The onset of the global pandemic required students, internship sites, and academic departments to quickly pivot plans. TWU health studies majors offered an online internship course to help students complete their degree requirements and stay on track for graduation. Ridenour opted to enroll in this course and was able to graduate in August. Ridenour is now facing another challenge-searching for a job in an evolving landscape.
“One hurdle of the job search is overcoming mental thoughts of why I am not getting any callbacks from jobs I have applied for,” Ridenour expressed. After countless applications, she was able to secure an interview. However, she quickly discovered the reality of job scams. “I had one interview offer that I was very skeptical about from the beginning. The first thing I noticed was the address had not spelled the corporation all out. Additionally, there was no logo included in the email. I was able to do my own investigation of this company, and soon came to find out it was a business consultant corporation that had changed its name twice.” Ridenour ultimately did not pursue this interview.
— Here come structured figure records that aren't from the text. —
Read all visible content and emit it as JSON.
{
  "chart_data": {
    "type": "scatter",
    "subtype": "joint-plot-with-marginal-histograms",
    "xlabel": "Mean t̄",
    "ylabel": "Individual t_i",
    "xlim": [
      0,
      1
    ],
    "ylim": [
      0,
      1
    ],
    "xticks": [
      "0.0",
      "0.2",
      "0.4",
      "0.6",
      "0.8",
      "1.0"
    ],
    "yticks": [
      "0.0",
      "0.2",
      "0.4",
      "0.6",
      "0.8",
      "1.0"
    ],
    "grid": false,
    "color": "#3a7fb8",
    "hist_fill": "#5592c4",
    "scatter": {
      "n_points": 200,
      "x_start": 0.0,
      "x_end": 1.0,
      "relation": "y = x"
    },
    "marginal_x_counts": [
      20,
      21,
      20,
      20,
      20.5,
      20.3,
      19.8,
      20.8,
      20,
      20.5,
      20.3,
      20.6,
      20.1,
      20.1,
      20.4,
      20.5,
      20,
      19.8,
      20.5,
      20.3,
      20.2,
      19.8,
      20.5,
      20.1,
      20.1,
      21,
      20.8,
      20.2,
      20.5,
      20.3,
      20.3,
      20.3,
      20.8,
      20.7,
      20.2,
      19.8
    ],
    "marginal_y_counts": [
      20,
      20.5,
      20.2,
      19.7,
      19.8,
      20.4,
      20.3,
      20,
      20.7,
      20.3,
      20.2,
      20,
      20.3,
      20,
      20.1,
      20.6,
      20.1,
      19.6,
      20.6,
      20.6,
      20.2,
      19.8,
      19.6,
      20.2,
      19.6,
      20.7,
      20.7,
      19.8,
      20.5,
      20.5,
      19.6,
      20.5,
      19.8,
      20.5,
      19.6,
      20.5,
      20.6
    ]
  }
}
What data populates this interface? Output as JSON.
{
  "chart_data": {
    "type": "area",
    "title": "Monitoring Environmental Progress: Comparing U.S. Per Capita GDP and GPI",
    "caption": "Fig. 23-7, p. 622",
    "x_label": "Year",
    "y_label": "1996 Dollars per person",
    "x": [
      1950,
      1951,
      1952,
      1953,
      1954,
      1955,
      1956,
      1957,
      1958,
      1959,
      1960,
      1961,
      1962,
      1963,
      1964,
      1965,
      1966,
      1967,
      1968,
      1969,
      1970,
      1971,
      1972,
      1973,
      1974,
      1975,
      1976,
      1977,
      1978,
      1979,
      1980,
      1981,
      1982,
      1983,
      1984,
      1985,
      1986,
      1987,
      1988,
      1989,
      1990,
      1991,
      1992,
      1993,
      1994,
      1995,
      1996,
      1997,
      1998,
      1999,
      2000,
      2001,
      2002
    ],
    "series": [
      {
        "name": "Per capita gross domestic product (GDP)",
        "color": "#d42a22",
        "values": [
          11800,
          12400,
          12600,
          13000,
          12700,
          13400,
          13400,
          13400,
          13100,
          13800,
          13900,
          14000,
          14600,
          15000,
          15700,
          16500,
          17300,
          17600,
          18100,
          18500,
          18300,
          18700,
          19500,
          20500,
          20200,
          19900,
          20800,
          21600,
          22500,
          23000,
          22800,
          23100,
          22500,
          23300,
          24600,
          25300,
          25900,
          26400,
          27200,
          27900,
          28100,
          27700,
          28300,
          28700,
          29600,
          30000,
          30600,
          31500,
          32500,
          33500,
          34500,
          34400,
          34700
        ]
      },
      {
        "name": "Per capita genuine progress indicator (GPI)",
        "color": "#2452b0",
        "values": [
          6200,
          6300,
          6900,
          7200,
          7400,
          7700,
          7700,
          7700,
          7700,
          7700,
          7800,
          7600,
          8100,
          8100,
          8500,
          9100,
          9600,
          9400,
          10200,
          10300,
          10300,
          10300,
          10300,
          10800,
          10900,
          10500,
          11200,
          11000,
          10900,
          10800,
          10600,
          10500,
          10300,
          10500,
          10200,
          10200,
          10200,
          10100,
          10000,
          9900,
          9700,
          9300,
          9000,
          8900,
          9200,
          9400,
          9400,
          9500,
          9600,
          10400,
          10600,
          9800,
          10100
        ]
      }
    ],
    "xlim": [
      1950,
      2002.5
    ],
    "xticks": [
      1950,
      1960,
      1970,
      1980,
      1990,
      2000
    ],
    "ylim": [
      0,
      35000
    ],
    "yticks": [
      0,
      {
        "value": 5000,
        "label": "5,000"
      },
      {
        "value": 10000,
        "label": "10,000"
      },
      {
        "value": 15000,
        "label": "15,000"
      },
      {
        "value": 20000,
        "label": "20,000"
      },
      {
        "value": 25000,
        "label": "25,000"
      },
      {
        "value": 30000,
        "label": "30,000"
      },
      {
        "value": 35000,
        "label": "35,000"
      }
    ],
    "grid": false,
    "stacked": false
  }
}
“This [job scam] experience is not something you learn about in school or is talked about,” Ridenour said. Now, she wants to bring awareness to other new graduates. “Always be cautious in looking for a job during times like these where there can be scams. It is important to investigate whoever you are going to have an interview with. The Better Business Bureau is a great resource to learn more information about a business, its history, and any other claims about a company.”
While Ridenour is continuing to find gainful employment, she remains optimistic. Her advice to her peers experiencing the same struggles is earnest “Do not give up. Keep applying. If you still can not find a job, seek help from your school to give you any tips. In the end, just do not give up. I truly believe that you will land a job just at the right time.”